The great thing for me in this article was that just by simply living and following my intuition, very simple, without separating myself from anything I am observing, without trying to cure anything or anybody, or to make things happen or move in a certain direction... I am not against or pro anything. I am just living. And, somehow, I am having all the bullets used Biggrin How amazing. As if the universe says: you're doing ok, keep going.

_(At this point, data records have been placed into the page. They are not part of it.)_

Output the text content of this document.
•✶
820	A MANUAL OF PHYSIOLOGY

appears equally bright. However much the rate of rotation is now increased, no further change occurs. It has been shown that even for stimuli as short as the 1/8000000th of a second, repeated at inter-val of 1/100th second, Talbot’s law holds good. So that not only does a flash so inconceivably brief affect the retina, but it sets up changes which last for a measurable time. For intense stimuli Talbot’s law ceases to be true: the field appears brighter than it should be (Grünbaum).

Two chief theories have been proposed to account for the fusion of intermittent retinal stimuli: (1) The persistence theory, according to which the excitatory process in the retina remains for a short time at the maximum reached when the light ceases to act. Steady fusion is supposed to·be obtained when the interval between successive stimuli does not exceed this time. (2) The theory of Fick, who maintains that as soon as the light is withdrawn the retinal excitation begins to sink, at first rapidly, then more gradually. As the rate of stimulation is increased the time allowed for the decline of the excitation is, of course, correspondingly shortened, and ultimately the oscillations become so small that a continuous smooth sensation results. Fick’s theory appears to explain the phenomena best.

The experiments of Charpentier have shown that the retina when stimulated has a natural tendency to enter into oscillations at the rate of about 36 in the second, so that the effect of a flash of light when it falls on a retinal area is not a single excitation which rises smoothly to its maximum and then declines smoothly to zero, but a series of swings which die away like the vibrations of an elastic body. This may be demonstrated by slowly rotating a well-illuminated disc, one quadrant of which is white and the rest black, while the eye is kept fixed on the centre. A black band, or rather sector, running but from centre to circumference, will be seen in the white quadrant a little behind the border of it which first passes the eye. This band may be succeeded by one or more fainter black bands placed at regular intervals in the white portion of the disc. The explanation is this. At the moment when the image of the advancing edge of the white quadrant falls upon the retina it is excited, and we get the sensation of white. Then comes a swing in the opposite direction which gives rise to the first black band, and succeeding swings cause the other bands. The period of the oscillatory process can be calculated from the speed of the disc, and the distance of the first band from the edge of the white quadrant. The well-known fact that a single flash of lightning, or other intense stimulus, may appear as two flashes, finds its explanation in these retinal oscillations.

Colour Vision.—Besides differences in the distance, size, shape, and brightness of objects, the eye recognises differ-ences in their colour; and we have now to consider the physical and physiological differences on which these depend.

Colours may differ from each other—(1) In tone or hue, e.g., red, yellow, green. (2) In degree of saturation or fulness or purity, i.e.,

I am really glad that I get another proof that I can trust myself, and I do, more and more, every day.

Smile

Bethan's picture

Just today I was thinking about this very topic so I was delighted by this synchronicity, even though there's clearly a strong message for me to 'feel' about. I'm saying feel rather than think in resonance with Yulia's comments about living, learning and finding out. That's exactly where I am right now so thank you both Open and Yulia for the prompt. With LOVE, Bethan

Infinitely in love's picture

Hello open,

I am becoming more spiritually aware of my surroundings and of myslef. I had a car accident 5 years ago and fractured my spine in many places.The accident pulled me into a viscous downwad spiralling tornado, it seemed like there was no way out. I hit rock bottom, gave up and decided to end it all. so my awakening began. Synchronising events led me to find the man of my dreams. He showed me love, trust, honesty,courage and a side of myself I never knew existed. Before my wakening my mind would always terririse me and make me parraniod and fearful of everything and everyone around me, but since awakening I have managed to work with the densities, understand them and trust in myself for the very first time. Though through my ovservations I have come to realise how deeply consumed by the densities my partner and the wide majority of people I come across. I am moving forward by myself, bit by bit, unwinding my blockages. The reason why I am writing this to you open is I have come to a brick wall. I am getting pressured into finding work from my partner, and my family. "Working in any place is better than no place at all" they say, but I dont want to waste my time running around in circles. My soul doesnt want me to become consumed by the working life. I have asked my higher self to show me where I go from here. It has asked me to surround myself with nature, to plant as many trees as I can everyday, to trust in myslef, unwind the limitations and to help others awaken to their higher self. I am studying administration which does not serve my soul but how can I get out of this? I work as a service cashier but this makes my soul ache for freedom. I dont want to spend every weekday I have making money I want to spend it planting trees and saving souls, I feel time is running out to spread the word and to save nature. I want to explain this to my partner, but how can I? Im not great at communication and when its about an important subject like this one, I tend to get uptight and rush my words and go back to my old ego self looking for approval, my ego takes over and repies for me. Then im back where I started. How do I explain how I am feeling to him open?